Rappels

Histoire de l'appareil

Lorsque la relève des Mirage III fut étudiée, Marcel Dassault travailla sur 2 solutions différentes : celle du décollage vertical avec le Mirage III V et celle de l'aile en flèche hyper-sustentée, avec les Mirage III F. Le but était d'obtenir un appareil capable de se passer des longues pistes vulnérables à un bombardement. Les appareils obtenus avaient débouchés sur des échecs.

Cependant, à l'époque, l'envergure variable semble être une solution, et bon nombre d'appareils l'utiliseront. En 1964, l'Armée de l'air et la Marine demandent à Dassault d'étudier un tel concept.
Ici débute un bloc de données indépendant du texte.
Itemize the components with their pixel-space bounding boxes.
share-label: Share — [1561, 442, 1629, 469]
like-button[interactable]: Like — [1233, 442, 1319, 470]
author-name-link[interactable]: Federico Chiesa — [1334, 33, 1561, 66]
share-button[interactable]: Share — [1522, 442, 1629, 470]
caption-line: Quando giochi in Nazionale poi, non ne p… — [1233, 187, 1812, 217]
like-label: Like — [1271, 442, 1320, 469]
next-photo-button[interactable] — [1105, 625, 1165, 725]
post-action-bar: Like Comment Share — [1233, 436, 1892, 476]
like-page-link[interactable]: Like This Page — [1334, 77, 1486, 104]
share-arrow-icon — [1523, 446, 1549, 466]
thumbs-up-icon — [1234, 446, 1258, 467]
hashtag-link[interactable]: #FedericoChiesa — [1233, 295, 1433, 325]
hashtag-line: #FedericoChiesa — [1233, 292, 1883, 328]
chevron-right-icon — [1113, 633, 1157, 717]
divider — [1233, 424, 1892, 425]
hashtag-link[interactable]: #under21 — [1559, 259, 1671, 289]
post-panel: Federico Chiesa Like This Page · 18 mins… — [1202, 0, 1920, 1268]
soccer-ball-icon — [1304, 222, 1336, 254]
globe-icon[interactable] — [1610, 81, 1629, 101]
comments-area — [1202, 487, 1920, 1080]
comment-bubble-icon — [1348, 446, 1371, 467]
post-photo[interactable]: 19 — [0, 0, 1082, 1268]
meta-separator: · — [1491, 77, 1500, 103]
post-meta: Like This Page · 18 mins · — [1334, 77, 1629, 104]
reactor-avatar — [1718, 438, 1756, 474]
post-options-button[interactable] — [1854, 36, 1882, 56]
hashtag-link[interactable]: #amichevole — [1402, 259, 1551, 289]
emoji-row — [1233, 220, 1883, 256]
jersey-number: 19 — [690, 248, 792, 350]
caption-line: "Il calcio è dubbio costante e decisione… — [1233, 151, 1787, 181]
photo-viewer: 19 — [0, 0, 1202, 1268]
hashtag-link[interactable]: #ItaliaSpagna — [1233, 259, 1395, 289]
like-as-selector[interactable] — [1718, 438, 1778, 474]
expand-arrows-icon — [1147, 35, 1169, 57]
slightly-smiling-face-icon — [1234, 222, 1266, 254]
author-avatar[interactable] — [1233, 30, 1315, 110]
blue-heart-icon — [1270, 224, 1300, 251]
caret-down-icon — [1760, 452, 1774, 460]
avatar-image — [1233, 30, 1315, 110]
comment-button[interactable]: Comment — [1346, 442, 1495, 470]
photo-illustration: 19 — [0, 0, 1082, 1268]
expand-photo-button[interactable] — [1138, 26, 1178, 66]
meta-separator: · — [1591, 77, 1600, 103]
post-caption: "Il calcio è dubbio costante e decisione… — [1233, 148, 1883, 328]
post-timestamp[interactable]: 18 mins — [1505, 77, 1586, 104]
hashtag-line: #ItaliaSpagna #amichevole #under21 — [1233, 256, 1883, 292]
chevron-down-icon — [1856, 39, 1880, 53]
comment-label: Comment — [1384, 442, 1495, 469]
L'équipe de Jean-Jacques Samin et Jean-Paul Emoré réutilise donc la cellule du Mirage F2 et son réacteur, en y greffant une aile à géométrie variable, ce qui donne le Mirage III G. En février 1965, le projet est accepté par le Ministère des Armées. Une maquette est présentée au salon du Bourget la même année.

Le point le plus difficile reste le mécanisme proprement dit, le pivot d’aile est finalement situé légèrement à l’extérieur du fuselage. Ce mécanisme est protégé par plusieurs brevets Dassault. A l'époque, le programme franco-britannique AFVG (Anglo-French Variable-Geometry), est à l'étude, et donnera par ailleurs le Tornado… Une commande officielle pour un prototype est notifiée le 18 octobre 1965.

Les épures sont aussitôt tracées et la construction démarre dès janvier 1966. Le prototype est présenté à une délégation de BAC, puis au salon du Bourget en 1967.

Cet appareil vole pour la première fois le 18 novembre 1966 aux mains de Jean Coureau, la flèche calée à 20°. Il atterrit à 205 km/h. Depuis les premiers dessins, il ne s'est passé que 2 ans. Pour son 5e vol, le 24 novembre, il dépassa Mach 1 avec une flèche calée à 55°. Au 9e vol, même à pleine charge soit 15020 kg, il décolle en 450 m pour atteindre Mach 1,6.

L'appareil atteint Mach 2,1 en trois semaines, le 8 décembre, avec l'aile en flèche maximale de 70°. En deux mois d'essais en vol, on a défriché un domaine de vol compris entre 108 noeuds et Mach 2.1, et découvert que les ailes sont manœuvrables sous 3 G. Il est transféré au CEV en 1969.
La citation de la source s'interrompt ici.